ASA 130th Meeting - St. Louis, MO - 1995 Nov 27 .. Dec 01

2aSC3. Locus equations as phonetic descriptors of consonantal place of articulation.

Harvey M. Sussman

Jadine Shore

Dept. of Communicative Disorders & Sciences, Univ. of Texas, Austin, TX 78712

This experiment tested whether locus equation coefficients, slope, and y intercept could serve as indices of place of articulation for obstruents sharing the same place of articulation across different manner classes. A previous study [C. A. Fowler, Percept.
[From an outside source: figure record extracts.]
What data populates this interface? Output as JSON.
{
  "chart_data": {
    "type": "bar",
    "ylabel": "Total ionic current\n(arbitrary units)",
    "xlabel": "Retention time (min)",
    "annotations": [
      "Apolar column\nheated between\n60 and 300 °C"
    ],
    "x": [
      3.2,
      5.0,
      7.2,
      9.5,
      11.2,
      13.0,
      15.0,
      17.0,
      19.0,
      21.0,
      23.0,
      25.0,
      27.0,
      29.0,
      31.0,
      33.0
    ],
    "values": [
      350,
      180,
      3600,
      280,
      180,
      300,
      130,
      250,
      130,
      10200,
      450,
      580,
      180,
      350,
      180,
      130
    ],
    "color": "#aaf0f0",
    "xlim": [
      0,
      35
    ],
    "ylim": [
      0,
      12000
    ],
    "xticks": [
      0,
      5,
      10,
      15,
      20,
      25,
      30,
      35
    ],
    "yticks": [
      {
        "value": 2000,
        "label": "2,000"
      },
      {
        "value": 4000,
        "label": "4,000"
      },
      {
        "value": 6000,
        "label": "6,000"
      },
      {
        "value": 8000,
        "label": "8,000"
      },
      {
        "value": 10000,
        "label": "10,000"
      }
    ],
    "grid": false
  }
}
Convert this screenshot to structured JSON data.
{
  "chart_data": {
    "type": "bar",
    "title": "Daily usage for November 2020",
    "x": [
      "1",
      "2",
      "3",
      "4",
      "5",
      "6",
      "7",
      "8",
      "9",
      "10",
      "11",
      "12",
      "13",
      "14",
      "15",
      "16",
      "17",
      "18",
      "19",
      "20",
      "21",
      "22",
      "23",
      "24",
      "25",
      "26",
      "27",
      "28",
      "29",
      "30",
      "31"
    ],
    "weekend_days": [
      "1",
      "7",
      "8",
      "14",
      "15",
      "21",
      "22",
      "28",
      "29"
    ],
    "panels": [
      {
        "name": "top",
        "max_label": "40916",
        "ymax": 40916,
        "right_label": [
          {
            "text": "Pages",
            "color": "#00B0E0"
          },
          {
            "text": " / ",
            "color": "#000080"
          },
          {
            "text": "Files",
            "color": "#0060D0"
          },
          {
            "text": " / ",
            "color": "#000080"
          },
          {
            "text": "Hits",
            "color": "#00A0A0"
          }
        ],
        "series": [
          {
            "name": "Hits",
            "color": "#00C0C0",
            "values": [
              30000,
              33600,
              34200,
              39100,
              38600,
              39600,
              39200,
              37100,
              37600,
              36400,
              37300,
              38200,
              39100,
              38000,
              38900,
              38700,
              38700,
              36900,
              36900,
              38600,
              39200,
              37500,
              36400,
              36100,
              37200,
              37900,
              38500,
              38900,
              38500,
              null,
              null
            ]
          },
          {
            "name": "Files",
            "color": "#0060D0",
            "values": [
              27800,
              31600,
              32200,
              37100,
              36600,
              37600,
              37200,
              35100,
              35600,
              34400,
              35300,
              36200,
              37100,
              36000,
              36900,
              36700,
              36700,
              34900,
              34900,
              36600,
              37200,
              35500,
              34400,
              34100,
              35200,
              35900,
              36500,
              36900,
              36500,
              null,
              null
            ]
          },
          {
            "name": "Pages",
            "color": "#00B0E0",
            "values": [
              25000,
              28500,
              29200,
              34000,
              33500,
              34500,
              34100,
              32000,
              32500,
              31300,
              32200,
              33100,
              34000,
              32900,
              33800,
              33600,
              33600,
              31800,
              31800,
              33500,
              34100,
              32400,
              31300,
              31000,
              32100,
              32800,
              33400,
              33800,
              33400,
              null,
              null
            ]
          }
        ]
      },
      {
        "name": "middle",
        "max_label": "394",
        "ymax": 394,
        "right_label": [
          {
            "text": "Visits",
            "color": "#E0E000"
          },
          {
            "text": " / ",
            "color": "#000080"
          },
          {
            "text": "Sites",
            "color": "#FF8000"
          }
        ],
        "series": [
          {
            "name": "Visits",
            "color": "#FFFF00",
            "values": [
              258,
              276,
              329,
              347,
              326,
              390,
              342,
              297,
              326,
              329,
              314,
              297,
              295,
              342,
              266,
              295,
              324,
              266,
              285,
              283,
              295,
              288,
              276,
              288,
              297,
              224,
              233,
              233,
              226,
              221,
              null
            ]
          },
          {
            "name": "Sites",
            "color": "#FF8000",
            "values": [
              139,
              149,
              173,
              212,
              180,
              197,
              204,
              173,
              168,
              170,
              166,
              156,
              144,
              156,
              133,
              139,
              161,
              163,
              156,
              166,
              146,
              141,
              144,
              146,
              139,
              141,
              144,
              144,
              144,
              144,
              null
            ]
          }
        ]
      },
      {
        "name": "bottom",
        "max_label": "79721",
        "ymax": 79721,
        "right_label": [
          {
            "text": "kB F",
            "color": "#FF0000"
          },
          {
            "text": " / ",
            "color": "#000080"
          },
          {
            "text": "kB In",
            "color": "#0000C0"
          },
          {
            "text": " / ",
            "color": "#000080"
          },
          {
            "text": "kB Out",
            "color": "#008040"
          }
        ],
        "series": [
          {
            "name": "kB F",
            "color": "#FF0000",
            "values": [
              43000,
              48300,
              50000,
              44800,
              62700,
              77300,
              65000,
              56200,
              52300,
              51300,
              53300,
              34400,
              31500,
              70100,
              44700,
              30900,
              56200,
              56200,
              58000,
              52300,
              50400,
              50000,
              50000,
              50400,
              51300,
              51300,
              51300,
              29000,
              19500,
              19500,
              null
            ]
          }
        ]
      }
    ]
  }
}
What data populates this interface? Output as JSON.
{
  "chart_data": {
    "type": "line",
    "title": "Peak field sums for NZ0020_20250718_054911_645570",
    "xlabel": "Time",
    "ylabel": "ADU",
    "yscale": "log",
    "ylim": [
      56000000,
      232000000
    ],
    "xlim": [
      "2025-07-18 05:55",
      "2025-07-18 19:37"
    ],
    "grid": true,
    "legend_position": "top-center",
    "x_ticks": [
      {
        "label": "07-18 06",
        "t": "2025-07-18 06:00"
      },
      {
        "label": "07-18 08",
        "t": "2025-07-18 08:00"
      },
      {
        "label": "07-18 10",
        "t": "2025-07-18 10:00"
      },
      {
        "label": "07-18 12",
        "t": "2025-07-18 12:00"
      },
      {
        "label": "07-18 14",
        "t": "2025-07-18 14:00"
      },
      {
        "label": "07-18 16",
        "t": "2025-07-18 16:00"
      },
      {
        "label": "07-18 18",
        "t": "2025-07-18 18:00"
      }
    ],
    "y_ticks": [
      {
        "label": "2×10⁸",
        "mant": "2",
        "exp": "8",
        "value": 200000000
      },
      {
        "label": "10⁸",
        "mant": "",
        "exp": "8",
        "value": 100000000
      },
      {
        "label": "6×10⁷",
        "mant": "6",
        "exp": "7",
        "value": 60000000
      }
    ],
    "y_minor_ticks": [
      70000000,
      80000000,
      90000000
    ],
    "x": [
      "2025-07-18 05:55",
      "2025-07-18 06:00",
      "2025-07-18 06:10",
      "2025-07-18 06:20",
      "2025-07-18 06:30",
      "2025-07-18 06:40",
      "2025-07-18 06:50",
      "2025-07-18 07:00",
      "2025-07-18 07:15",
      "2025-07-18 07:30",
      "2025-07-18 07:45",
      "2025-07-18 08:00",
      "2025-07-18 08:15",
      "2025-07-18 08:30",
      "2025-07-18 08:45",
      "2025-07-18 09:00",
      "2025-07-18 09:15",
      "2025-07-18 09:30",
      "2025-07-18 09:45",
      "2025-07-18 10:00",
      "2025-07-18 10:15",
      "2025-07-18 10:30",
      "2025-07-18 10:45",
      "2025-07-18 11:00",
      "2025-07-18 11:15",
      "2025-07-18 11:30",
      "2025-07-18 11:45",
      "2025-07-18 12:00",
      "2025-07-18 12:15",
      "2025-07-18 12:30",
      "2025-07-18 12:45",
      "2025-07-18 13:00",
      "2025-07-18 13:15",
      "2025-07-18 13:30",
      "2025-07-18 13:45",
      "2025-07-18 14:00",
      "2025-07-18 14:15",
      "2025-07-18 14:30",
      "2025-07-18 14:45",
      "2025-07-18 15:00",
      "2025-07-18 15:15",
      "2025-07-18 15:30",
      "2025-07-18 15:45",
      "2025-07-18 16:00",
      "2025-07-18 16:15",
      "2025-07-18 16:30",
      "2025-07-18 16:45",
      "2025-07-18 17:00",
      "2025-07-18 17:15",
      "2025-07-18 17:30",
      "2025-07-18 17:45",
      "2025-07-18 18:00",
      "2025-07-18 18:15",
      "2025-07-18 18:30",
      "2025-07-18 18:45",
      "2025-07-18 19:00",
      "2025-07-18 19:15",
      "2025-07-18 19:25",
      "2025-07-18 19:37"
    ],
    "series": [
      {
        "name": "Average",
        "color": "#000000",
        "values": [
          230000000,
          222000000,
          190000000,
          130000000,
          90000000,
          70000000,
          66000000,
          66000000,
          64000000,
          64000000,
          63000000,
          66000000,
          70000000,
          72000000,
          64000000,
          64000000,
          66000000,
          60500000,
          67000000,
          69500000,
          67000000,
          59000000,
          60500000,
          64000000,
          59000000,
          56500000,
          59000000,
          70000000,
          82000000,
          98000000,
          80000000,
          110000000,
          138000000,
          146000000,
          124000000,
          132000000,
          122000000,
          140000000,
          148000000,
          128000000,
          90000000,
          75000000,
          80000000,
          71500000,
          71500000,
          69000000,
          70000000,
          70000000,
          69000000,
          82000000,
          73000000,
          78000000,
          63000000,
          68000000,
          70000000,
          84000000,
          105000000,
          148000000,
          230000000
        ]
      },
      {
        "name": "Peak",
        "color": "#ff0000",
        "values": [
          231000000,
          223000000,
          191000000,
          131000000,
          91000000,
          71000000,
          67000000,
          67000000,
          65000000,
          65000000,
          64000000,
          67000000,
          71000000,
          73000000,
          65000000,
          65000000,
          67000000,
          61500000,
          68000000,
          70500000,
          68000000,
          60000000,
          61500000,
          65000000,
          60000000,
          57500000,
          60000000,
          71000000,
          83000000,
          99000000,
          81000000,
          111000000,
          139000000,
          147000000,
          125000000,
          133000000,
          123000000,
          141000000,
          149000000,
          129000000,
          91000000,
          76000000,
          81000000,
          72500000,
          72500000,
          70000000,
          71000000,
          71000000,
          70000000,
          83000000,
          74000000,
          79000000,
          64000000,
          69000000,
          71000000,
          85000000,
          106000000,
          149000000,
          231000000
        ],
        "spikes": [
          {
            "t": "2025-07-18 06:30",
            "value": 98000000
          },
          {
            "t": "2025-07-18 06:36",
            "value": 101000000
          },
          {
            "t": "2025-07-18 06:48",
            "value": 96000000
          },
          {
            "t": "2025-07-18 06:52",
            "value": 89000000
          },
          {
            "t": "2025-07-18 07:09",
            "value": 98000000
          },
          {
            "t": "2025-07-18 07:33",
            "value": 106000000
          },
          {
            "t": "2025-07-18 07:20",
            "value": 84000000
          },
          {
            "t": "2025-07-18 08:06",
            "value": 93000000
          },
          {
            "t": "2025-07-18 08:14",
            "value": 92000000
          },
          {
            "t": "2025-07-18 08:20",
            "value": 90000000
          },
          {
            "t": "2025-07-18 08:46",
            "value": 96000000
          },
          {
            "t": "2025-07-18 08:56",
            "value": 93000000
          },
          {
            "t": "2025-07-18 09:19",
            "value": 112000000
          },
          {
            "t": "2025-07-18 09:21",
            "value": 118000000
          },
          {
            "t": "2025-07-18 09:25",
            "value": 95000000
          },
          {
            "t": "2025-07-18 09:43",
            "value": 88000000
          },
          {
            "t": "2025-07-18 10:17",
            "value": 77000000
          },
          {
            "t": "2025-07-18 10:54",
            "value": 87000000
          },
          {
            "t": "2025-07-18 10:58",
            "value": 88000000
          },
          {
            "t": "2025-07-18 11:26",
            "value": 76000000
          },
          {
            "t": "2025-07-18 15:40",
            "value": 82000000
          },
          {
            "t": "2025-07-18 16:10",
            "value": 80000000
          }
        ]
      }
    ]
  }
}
Psychophys. 55, 597--610 (1994)] reported that locus equations provided poor information for place because the mean slope for /d/ (0.47) was found to be statistically different than the mean slope for /z/ (0.42) across ten speakers. Locus equations from 22 speakers were derived from CV/t/ words with initial voiced oral stop /d/, voiceless aspirated stop /t[sup h]/, nasal stop /n/, voice fricative /z/, and voiceless fricative /s/ preceding ten vowel contexts. Post-hoc tests revealed /d/=/z/=/n/ for slope means. Slopes for /d/ and /t[sup h]/ were also equivalent when F2 onset measurement points were corrected to account for aspiration. Scatterplots of slopes x y intercepts revealed three nonoverlapping and distinct clusters of coordinates when the coronal group (/d, t, n, z, s/) was plotted versus labials and velars. A discriminant analysis using slope and y intercept successfully categorized all coronals as alveolars with 87.1% accuracy. The collective results support the contention that locus equations can serve as effective descriptors of consonant place of articulation across manner classes. [Work supported by NIH.]